Nov 27, 2013, 1:05pm EST
Jay Luly, CEO of Enanta Pharmaceuticals, called 2013 a "transformational year."
In its first full-year financial report since becoming a publicly-traded biotech, Enanta Pharmaceuticals reported a smaller loss than expected, and one analyst is raising his estimated chance of success of its drug for hepatitis C.
The Watertown biotech, which raised $64 million (minus fees and other expenses) in its initial public offering in March, reported a net income of $9.6 million for the full year that ended in September, with revenue of $32 million compared to $42 million for the previous year. Adjusted to exclude one-time costs and other expenses, the company had an adjusted net loss per share of 67 cents a share – down from a profit of $1.13 in 2012, but beating the $1.78 consensus that three analysts were expecting for the full year.

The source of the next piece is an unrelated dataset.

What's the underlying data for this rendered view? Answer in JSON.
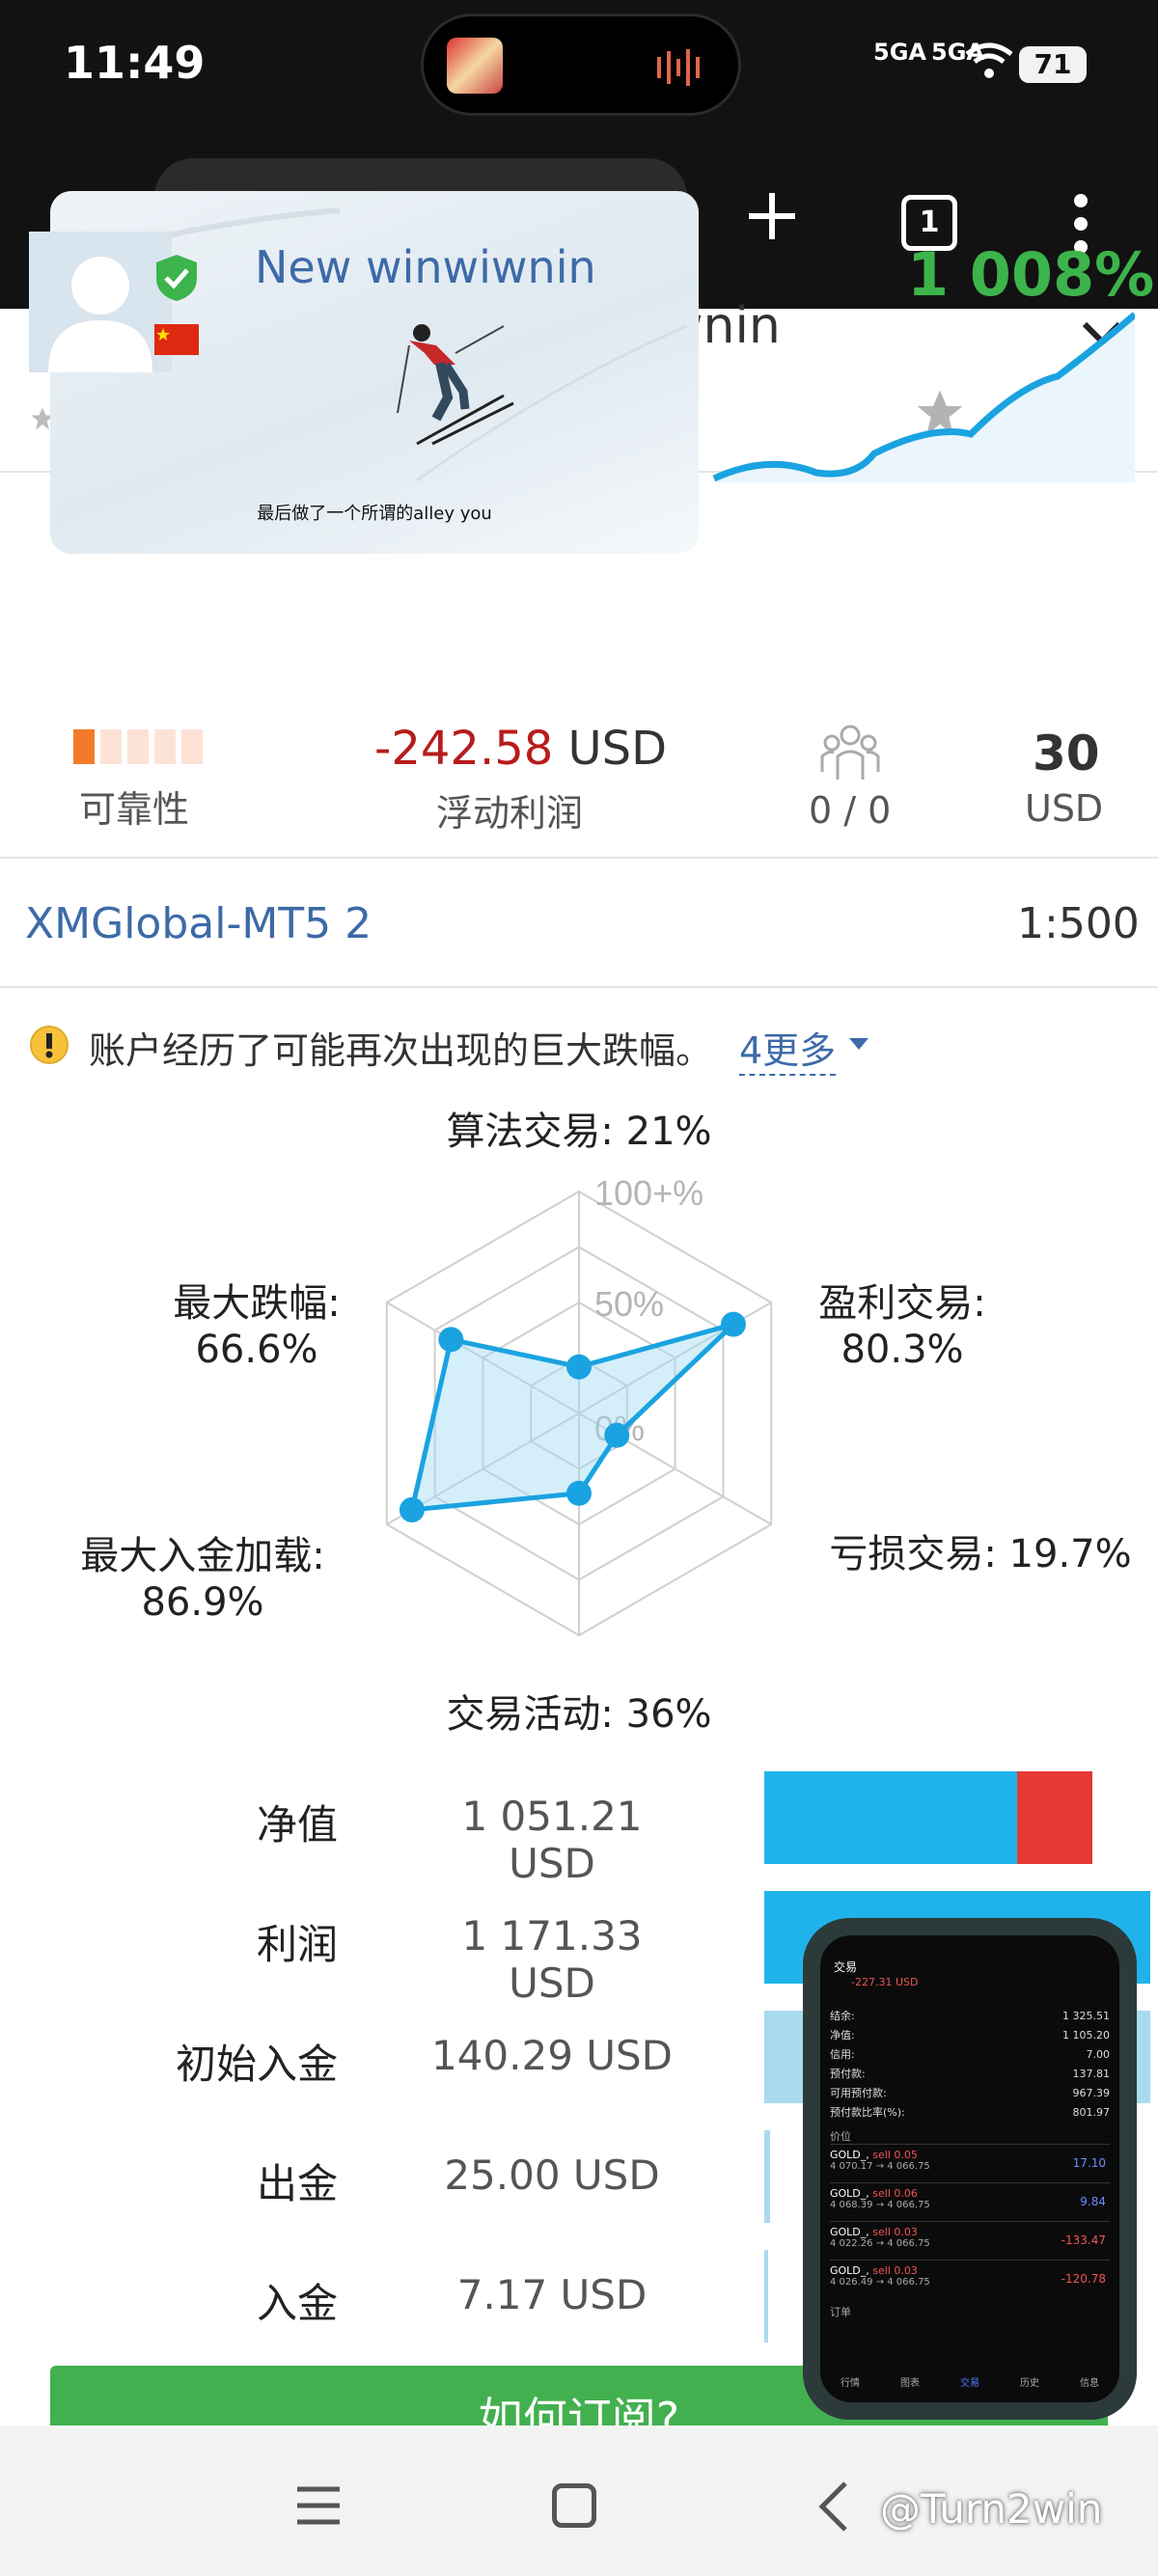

The company also said it had $112.2 million in cash at its disposal as of Sept. 3 – enough, it said, to last for the next two years.
But it wasn’t the company’s finances that impressed analysts at Leerink Swann, rather it was Enanta’s prospects for future revenues from a drug it’s developing as part of a treatment being tested by Abbott Laboratories for hepatitis C. The company recently reported positive data from a Phase 3 trial of ABT-450, and Howard Liang of Leerink Swann said in a research note this week that after those results that he’s upping his estimated probability that the drug will ultimately be approved from 85 percent to 90 percent.
“We believe the first Phase III results further de-risk the program,” he wrote. “We continue to see (Enanta) as a de-risked small cap play to participate in what we anticipate to be a large hepatitis C market.”
Liang also cited the possibility for Enanta to exercise an option to get more royalties from Abbott through paying more of the development costs. He raised his price target for the stock from $28 to $29 a share.
Enanta’s stock has shot up by more than 20 percent since the Nov. 19 announcement of the Phase 3 trial results. This morning, it was trading at $25.56 a share at the opening of the markets, up 48 percent since its March 21 IPO.
In a statement, CEO Jay Luly called 2013 a “transformational year for Enanta.”
“Our initial public offering in March further strengthened our cash position, and we ended the year with three (hepatitis C) compounds in the clinic and we have progressed our internal programs and pipeline candidates,” he said.